Thermogravimetric Analysis is a technique in which the mass of a substance is monitored as a function of temperature or time as the sample specimen is subjected to a controlled temperature program in a controlled atmosphere. An Alternate Definition: TGA is a technique in which, upon heating a material, its weight increases or decreases.
A TGA consists of a sample pan that is supported by a+ precision balance. That pan resides in a furnace and is heated during the experiment. The mass of the sample is monitored during the experiment. A sample purge gas controls the sample environment. The gas used in the experiment performed was Argon, an inert gas that flows over the sample and exits through an exhaust.
A TGA thermal curve is displayed from left to right. The descending TGA thermal curve indicates a weight loss occurred. A 15.44 mg sample of the composite was analyzed. Temperature Program = Heat from 20 °C to 150 °C @ 10°C/minute in Argon atmosphere with a purge rate of 20 mL/minute.
Fig. 34 TGA analyzer
Fig. 35 Graph of Weight loss (%) vs Temperature (°C)
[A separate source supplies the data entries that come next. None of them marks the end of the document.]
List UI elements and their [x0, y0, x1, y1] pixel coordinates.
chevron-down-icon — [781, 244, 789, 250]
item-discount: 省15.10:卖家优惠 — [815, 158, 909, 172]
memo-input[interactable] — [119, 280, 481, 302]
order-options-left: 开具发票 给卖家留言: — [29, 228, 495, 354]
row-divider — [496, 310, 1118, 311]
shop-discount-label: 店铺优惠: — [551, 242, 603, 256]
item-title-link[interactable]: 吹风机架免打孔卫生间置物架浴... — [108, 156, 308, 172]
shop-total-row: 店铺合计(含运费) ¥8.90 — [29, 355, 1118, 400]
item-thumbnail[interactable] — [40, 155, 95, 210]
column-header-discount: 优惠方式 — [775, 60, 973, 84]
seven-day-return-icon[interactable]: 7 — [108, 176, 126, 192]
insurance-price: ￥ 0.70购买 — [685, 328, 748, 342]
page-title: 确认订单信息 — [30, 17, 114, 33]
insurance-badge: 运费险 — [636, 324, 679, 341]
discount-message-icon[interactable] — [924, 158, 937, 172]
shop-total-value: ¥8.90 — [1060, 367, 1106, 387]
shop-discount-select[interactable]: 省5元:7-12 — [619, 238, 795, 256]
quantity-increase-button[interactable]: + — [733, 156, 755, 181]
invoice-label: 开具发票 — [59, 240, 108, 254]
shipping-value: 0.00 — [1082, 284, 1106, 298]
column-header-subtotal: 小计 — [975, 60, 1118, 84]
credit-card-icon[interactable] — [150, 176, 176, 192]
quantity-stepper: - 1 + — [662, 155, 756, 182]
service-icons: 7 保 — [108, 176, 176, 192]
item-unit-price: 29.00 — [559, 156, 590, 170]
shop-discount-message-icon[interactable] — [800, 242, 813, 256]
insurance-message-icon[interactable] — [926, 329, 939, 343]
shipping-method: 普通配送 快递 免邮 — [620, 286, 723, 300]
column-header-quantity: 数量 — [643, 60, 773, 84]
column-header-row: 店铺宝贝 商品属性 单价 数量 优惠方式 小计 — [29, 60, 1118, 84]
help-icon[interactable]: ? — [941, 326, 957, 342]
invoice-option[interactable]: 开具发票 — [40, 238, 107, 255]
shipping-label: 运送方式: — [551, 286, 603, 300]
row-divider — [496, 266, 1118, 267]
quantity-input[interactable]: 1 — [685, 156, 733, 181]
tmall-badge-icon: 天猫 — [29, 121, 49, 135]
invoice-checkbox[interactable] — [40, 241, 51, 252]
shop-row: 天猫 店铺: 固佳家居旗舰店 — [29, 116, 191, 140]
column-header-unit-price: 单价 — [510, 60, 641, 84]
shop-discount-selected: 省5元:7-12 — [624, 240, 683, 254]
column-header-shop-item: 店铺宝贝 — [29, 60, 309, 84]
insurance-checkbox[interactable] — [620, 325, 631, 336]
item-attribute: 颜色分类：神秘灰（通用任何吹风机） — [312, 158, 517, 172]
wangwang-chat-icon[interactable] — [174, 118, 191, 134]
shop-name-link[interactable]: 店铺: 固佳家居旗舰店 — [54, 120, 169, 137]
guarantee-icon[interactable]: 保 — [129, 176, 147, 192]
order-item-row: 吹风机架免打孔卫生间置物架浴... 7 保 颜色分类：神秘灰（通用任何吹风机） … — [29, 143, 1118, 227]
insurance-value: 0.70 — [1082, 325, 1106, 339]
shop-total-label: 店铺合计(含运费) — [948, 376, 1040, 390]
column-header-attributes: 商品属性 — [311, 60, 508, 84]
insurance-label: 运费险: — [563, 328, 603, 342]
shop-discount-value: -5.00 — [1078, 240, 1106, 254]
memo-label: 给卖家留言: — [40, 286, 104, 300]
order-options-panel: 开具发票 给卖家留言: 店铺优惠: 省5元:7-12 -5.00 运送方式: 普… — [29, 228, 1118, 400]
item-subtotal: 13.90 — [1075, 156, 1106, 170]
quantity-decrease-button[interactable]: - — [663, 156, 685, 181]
Fig. 36 Graphical representation of TGA and DTA
Table 6 Sample weight calculated at different temperature
|Sample weight (mg)||Weight loss (%)||Temperature (o Celsius)|
In the Weight loss (%) vs Temperature (°C) graph as the temperature rises the weight of the sample increases by 0.321% from 24 - 49 °C. The sample expands to 49°C. As we can see a weight loss of 0.135% from 49 - 75 °C, 0.634% from 75 - 123°C and 1.154% from 123 - 154°C. The curve shows a declination from 49°C showing the weight loss of the sample.
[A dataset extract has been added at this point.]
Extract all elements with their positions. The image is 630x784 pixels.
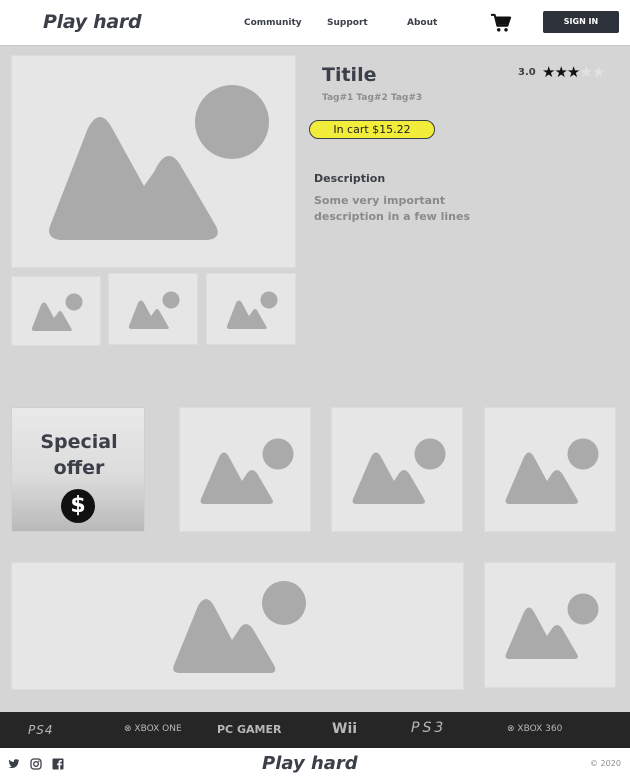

After observing the TGA and DTA curve under argon atmosphere, it is found that the material is stable at room temperature and at a specific temperature there will be an endothermic peak which occurs due to the removal of moisture.
Charpy’s Impact Test
The Charpy impact test which is also known to some as the Charpy V-notch test is a test for finding out the high strain rate. The method of testing is done by striking a standard specimen that is notched along with a controlled weight pendulum that is swung from a specific height. The impact test then aids in measuring the amount of energy that is absorbed by the specimen at the point when it fractures.
The impact testing system holds a Charpy V-notch specimen through parallel jaws. The maximum value of the pointer is set (300 J).
From its initial height, the hammer falls toward the sample.
The difference in the potential energies is the fracture energy.